Soixante-dix pour cent des patients atteints d'un cancer avancé vivent avec la douleur physique. Pour plus du tiers, cette souffrance atteint une intensité allant de modérée à extrême.

« C'est énorme », déclare Pierre Gagnon, psycho-oncologue au Centre de recherche en cancérologie de l’Université Laval, et cosignataire d’une étude menée par des chercheurs de cinq autres provinces canadiennes. Il précise que « ces patients étaient mieux suivis que les autres », de sorte que la proportion de patients souffrants pourrait se révéler « pire » dans une population « normale » qui aurait un accès moins optimal aux soins.

Par ailleurs, la dépression, l’isolement social et les questions existentielles sur la perte de dignité et de contrôle frappent deux fois plus fort les patients qui ressentent le plus de douleur.

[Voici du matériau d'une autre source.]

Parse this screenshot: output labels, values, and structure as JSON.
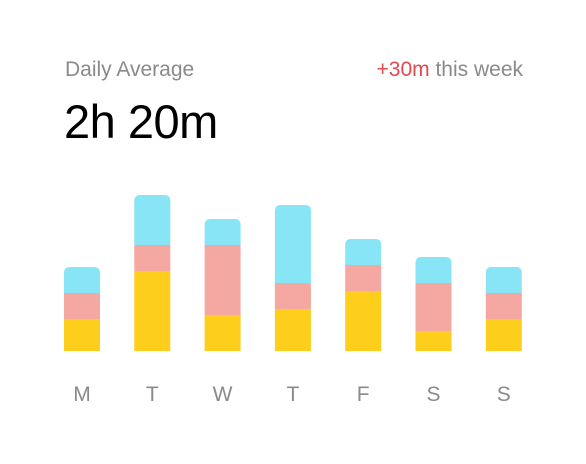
{
  "header": {
    "label": "Daily Average",
    "delta_value": "+30m",
    "delta_suffix": " this week",
    "total": "2h 20m"
  },
  "colors": {
    "top": "#87E5F5",
    "middle": "#F5A7A1",
    "bottom": "#FECE1C",
    "label": "#8a8a8a",
    "delta": "#e5484d"
  },
  "chart_data": {
    "type": "bar",
    "stacked": true,
    "categories": [
      "M",
      "T",
      "W",
      "T",
      "F",
      "S",
      "S"
    ],
    "series": [
      {
        "values": [
          32,
          80,
          36,
          42,
          60,
          20,
          32
        ]
      },
      {
        "values": [
          26,
          26,
          70,
          26,
          26,
          48,
          26
        ]
      },
      {
        "values": [
          26,
          50,
          26,
          78,
          26,
          26,
          26
        ]
      }
    ]
  }
}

L’étude, publiée dans la revue Pain Research and Management, visait non seulement à évaluer l’ampleur de la douleur de 381 cancéreux admis aux soins palliatifs, mais elle visait aussi à relier cette douleur à 21 craintes et symptômes. C’est ainsi que plus de 70 % des patients qui ont rapporté une douleur modérée à extrême ont également dit ressentir de la faiblesse et un malaise généralisé. S’y ajoutent des symptômes comme la souffrance et la nausée, dans une proportion trois fois plus élevée que le groupe ne ressentant pas ou peu de douleur.

Constats

« Le système de santé est déficient et il manque de soins palliatifs », tranche Pierre Gagnon à la lumière de ces résultats. Car l’accessibilité a une incidence très forte sur la gestion de la maladie, observe-t-il. « Les patients sont mieux soulagés quand ils sont mieux suivis ». Pour corriger la situation, il faut regarnir les services de base : « il manque de médecins de famille, d’infirmières, de soins à domicile ». Il faut aussi tenir compte des patients qui refusent la médication et préfèrent subir la douleur. Si l'on formait « plus d’équipes qui connaissent mieux la douleur, on pourrait mieux rassurer les patients qui souffrent. »

Cette cohorte de patients en fin de vie constituait en même temps le noyau d’une autre recherche, axée sur l’opinion face à l’euthanasie. Le spécialiste estime cependant qu’il faut avant tout continuer de s'attaquer à la souffrance des cancéreux. Il reste « beaucoup de devoirs à faire avant de passer à l’euthanasie », conclut-il.